Spirals, benchmarks, and Java

Justin Dekeyser
Analytics Vidhya
Published in
8 min readJan 31, 2021

Recently, I was challenged to improve speed of a code, in a friendly Java server. The code was about generating a spiral matrix:

Spiral matrix pattern, Paint made ❤

As I am currently reading about mechanical sympathy and related stuffs, I find it an excellent case for experimenting a CPU-friendly approach.

First implementation and bottleneck

The first algorithm I came up with reflects a simple recursive idea. We first loop on the self-similar matrices, and for each, we walk through the top header line, filling the entries 4-by-4:

First iteration on external boundary
Second iteration on external boundary
Third iteration on external boundary
Fourth iteration on external boundary

After having fully filled the boundary of the outer matrix, we zoom in and focus on the untouched inner matrix. The complete code goes as follows:

(Don’t ask why, n is the matrix dimension, as a separate parameter.) I was not happy with this code, because it kind of violates mechanical sympathy. In fact, letting it run on n = 1 << 14 made it run in about 4.5 seconds.

Spoiler alert: the second implementation I tried made the algorithm complete in 300 milliseconds.
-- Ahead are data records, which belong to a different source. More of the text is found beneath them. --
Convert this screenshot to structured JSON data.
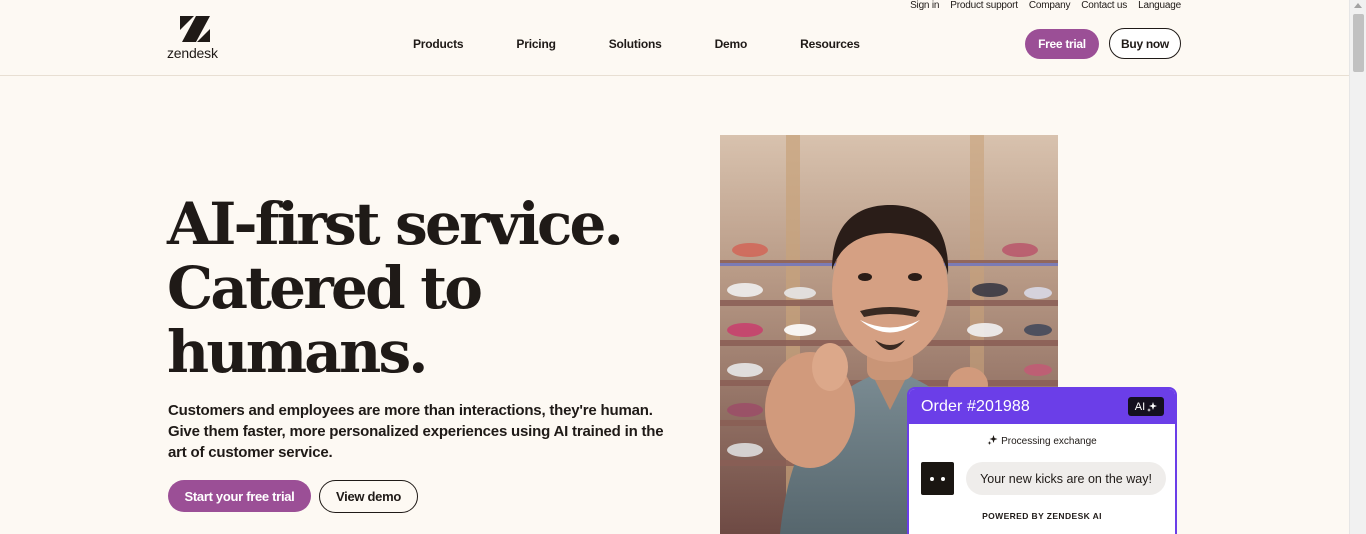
{
  "brand": {
    "name": "zendesk",
    "accent": "#9b4f96",
    "chat_accent": "#6b3ee8"
  },
  "utility_nav": [
    "Sign in",
    "Product support",
    "Company",
    "Contact us",
    "Language"
  ],
  "nav": [
    "Products",
    "Pricing",
    "Solutions",
    "Demo",
    "Resources"
  ],
  "header_buttons": {
    "free_trial": "Free trial",
    "buy_now": "Buy now"
  },
  "hero": {
    "headline": [
      "AI-first service.",
      "Catered to",
      "humans."
    ],
    "subtext": "Customers and employees are more than interactions, they're human. Give them faster, more personalized experiences using AI trained in the art of customer service.",
    "cta_primary": "Start your free trial",
    "cta_secondary": "View demo"
  },
  "chat_card": {
    "title": "Order #201988",
    "badge": "AI",
    "status": "Processing exchange",
    "message": "Your new kicks are on the way!",
    "footer": "POWERED BY ZENDESK AI"
  }
}
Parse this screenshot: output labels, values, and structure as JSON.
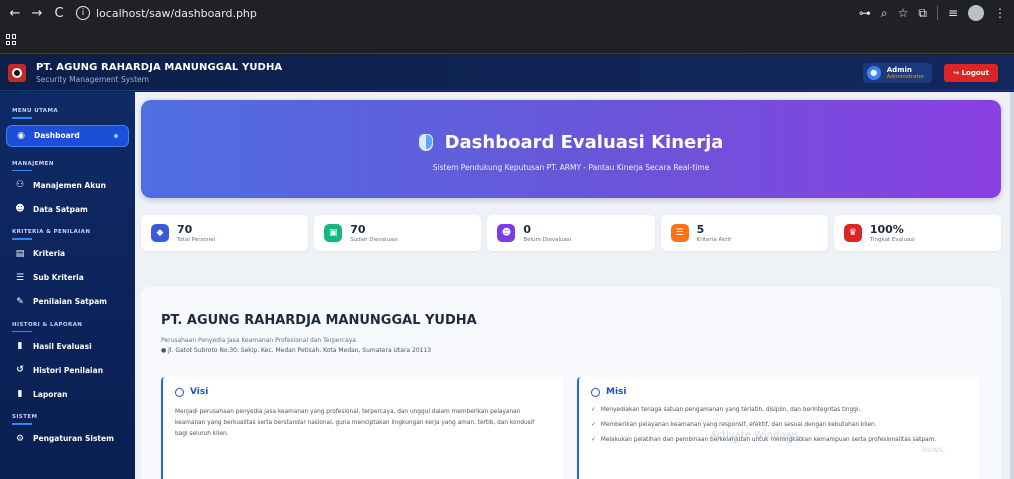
{
  "browser": {
    "url": "localhost/saw/dashboard.php",
    "back_icon": "←",
    "forward_icon": "→",
    "reload_icon": "C"
  },
  "header": {
    "company": "PT. AGUNG RAHARDJA MANUNGGAL YUDHA",
    "system": "Security Management System",
    "user_name": "Admin",
    "user_role": "Administrator",
    "logout_label": "Logout"
  },
  "sidebar": {
    "sections": [
      {
        "title": "MENU UTAMA"
      },
      {
        "title": "MANAJEMEN"
      },
      {
        "title": "KRITERIA & PENILAIAN"
      },
      {
        "title": "HISTORI & LAPORAN"
      },
      {
        "title": "SISTEM"
      }
    ],
    "items": [
      {
        "label": "Dashboard",
        "icon": "gauge-icon"
      },
      {
        "label": "Manajemen Akun",
        "icon": "users-cog-icon"
      },
      {
        "label": "Data Satpam",
        "icon": "user-group-icon"
      },
      {
        "label": "Kriteria",
        "icon": "clipboard-icon"
      },
      {
        "label": "Sub Kriteria",
        "icon": "list-icon"
      },
      {
        "label": "Penilaian Satpam",
        "icon": "edit-icon"
      },
      {
        "label": "Hasil Evaluasi",
        "icon": "file-icon"
      },
      {
        "label": "Histori Penilaian",
        "icon": "history-icon"
      },
      {
        "label": "Laporan",
        "icon": "report-icon"
      },
      {
        "label": "Pengaturan Sistem",
        "icon": "gear-icon"
      }
    ]
  },
  "hero": {
    "title": "Dashboard Evaluasi Kinerja",
    "subtitle": "Sistem Pendukung Keputusan PT. ARMY - Pantau Kinerja Secara Real-time"
  },
  "stats": [
    {
      "value": "70",
      "label": "Total Personel",
      "color": "#3b5bdb",
      "icon": "shield-icon"
    },
    {
      "value": "70",
      "label": "Sudah Dievaluasi",
      "color": "#10b981",
      "icon": "clipboard-check-icon"
    },
    {
      "value": "0",
      "label": "Belum Dievaluasi",
      "color": "#7c3aed",
      "icon": "user-clock-icon"
    },
    {
      "value": "5",
      "label": "Kriteria Aktif",
      "color": "#f97316",
      "icon": "list-check-icon"
    },
    {
      "value": "100%",
      "label": "Tingkat Evaluasi",
      "color": "#dc2626",
      "icon": "trophy-icon"
    }
  ],
  "company": {
    "name": "PT. AGUNG RAHARDJA MANUNGGAL YUDHA",
    "tagline": "Perusahaan Penyedia Jasa Keamanan Profesional dan Terpercaya",
    "address": "Jl. Gatot Subroto No.30, Sekip, Kec. Medan Petisah, Kota Medan, Sumatera Utara 20113",
    "visi_title": "Visi",
    "visi_text": "Menjadi perusahaan penyedia jasa keamanan yang profesional, terpercaya, dan unggul dalam memberikan pelayanan keamanan yang berkualitas serta berstandar nasional, guna menciptakan lingkungan kerja yang aman, tertib, dan kondusif bagi seluruh klien.",
    "misi_title": "Misi",
    "misi": [
      "Menyediakan tenaga satuan pengamanan yang terlatih, disiplin, dan berintegritas tinggi.",
      "Memberikan pelayanan keamanan yang responsif, efektif, dan sesuai dengan kebutuhan klien.",
      "Melakukan pelatihan dan pembinaan berkelanjutan untuk meningkatkan kemampuan serta profesionalitas satpam."
    ]
  },
  "watermark": {
    "line1": "Activate Windows",
    "line2": "dows."
  }
}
Mechanical sympathy: background

Before introducing the optimized approach, let us review some very fundamentals.

We are currently working with a double array of integers.

In Java, the size of an integer is 32 bits, thus 4 bytes. The size of a reference is 64 bits, thus 8 bytes.

The total data storage we require, for a matrix of dimension 1 << n (bit-style for 2^n), is at least

(2^n * 8) + 2^n * (2^n * 4) ~>~ 2^(2n + 2)

For scale, 1 giga-byte is about 1 << 30 . On the computer I’m using right now, it remains a bit less than 2 giga-bytes (no comment). Therefore, I should go out of memory as soon as 2n + 2 > 30 , hence near n = 14 … and indeed, going beyond that point fails dramatically in a OutOfMemoryError , below or same is ok.

But RAM size is not the only crucial point I should take into account. Looking at my computer through the Windows Tasks Manager, I see my Level 1 CPU cache is 256 kilo-bytes. This is about 1 << 18bytes.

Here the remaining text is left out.